Pokémon Go ha contaggiato anche Microsoft. In realtà, la casa di Microsoft ha voluto offrire ai suoi utenti un’opzione per il suo servizio OneDrive che permette di gestire al meglio le foto dei Pokémon. In altri termini, gli utenti del servizio cloud di Microsoft potranno caricare gli scatti del gioco e la piattaforma riconoscerà immediatamente le foto contenenti un Pokémon che saranno, così, taggate automaticamente. Grazie a questa curiosa opzione, gli appassionati di Pokémon Go potranno non solo mettere ordine tra gli scatti caricati ritraenti il gioco ma anche ritrovare facilmente una foto di un Pokémon grazie all’utilizzo di questi tag automatici.
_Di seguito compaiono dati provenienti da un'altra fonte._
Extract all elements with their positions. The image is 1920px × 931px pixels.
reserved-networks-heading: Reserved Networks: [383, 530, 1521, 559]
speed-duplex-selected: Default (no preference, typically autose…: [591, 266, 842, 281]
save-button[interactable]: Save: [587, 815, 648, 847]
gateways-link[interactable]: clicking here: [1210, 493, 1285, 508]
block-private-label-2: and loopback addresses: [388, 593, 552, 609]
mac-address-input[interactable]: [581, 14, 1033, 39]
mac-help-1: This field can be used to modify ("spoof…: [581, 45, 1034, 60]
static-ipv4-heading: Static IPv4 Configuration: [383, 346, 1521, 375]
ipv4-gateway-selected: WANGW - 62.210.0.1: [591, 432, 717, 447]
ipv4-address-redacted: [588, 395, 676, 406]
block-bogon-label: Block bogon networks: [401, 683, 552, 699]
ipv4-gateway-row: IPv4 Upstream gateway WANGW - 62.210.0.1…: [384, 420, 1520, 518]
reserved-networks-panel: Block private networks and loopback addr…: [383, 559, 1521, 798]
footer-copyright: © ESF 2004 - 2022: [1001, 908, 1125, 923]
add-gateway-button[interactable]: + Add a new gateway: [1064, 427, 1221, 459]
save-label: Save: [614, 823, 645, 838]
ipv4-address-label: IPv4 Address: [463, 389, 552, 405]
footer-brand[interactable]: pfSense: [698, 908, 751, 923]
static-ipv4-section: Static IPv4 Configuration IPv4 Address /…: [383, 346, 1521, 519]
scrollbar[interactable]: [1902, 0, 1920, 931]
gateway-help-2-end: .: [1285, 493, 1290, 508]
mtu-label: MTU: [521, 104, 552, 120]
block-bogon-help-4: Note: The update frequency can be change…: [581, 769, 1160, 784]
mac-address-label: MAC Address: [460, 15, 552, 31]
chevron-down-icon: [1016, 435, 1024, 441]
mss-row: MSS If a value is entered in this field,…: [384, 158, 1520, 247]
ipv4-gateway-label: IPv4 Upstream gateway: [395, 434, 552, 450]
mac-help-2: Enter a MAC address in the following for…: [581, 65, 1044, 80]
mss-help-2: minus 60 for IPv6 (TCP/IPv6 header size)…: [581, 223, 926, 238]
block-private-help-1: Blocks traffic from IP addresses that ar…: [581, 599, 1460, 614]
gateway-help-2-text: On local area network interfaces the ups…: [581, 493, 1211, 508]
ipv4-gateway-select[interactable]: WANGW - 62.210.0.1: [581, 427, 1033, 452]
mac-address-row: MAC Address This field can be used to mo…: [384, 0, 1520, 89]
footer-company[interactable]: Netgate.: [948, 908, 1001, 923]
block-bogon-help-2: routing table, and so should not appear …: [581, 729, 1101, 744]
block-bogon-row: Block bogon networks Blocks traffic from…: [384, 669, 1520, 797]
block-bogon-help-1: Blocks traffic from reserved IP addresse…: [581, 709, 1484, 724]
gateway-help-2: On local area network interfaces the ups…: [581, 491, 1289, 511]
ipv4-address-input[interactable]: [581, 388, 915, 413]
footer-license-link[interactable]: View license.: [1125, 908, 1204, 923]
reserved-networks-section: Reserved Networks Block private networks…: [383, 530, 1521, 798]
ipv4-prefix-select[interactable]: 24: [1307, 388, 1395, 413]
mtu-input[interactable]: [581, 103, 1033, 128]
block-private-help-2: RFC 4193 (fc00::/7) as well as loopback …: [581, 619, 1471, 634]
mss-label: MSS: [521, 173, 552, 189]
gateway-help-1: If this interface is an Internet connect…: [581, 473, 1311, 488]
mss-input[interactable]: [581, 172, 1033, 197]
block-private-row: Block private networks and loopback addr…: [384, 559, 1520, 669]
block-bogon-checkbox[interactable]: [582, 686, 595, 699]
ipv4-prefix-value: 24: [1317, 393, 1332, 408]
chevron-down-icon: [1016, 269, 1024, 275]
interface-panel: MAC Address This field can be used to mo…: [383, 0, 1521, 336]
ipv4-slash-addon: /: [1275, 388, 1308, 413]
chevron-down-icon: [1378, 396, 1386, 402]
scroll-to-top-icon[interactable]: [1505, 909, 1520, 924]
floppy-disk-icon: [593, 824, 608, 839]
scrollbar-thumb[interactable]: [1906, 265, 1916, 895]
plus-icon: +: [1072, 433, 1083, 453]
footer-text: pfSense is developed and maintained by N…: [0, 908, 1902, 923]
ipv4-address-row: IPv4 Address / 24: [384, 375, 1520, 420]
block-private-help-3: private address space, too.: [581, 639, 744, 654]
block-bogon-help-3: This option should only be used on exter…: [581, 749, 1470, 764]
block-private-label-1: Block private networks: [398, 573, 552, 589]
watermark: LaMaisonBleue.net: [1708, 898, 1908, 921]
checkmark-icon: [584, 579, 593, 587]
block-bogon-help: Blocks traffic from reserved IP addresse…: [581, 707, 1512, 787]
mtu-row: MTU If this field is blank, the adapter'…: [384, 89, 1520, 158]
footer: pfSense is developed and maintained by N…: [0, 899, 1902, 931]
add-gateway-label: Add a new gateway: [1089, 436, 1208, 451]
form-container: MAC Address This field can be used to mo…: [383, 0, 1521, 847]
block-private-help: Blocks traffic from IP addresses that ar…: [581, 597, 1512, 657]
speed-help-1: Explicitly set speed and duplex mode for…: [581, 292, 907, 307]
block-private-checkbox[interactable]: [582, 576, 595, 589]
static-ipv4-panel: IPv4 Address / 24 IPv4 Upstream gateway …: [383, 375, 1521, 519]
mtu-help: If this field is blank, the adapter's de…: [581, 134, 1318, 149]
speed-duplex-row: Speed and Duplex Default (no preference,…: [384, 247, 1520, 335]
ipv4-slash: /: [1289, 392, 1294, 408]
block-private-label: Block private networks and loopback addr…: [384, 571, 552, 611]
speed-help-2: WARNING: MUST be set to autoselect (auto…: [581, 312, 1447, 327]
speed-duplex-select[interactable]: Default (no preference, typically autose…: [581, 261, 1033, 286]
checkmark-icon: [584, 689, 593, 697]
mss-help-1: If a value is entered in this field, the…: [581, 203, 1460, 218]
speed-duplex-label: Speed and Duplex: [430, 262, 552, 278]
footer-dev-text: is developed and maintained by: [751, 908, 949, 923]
Il contributo al mondo Pokémon Go da parte di Microsoft si conclude qui. La casa di Redmond non ha, per il momento, deciso di offrire nessun’altra opportunità ai suoi utenti. Inoltre, al momento non è ancora prevista nessuna variante del gioco per la piattaforma di Windows. In ogni caso, il supporto a Pokémon Go su OneDrive è una funzione apprezzabile.

Questa novità sarà disponibile sia sulla declinazione web del servizio cloud che sulle app mobile. Tuttavia, il supporto a Pokémon Go su OneDrive, non è l’unica novità per il servizio cloud di Microsoft. La casa di Redmond, infatti, ha inserito la possibilità di creare album automaticamente grazie al riconoscimento automatico dei luoghi. Inoltre, è stata migliorata la ricerca che permette di trovare le foto grazie all’utilizzo di chiavi precise corrispondenti ai tag.

Infine, si menziona “On This Day” che permette agli utenti di trovare tutte le foto scattate in un preciso giorno.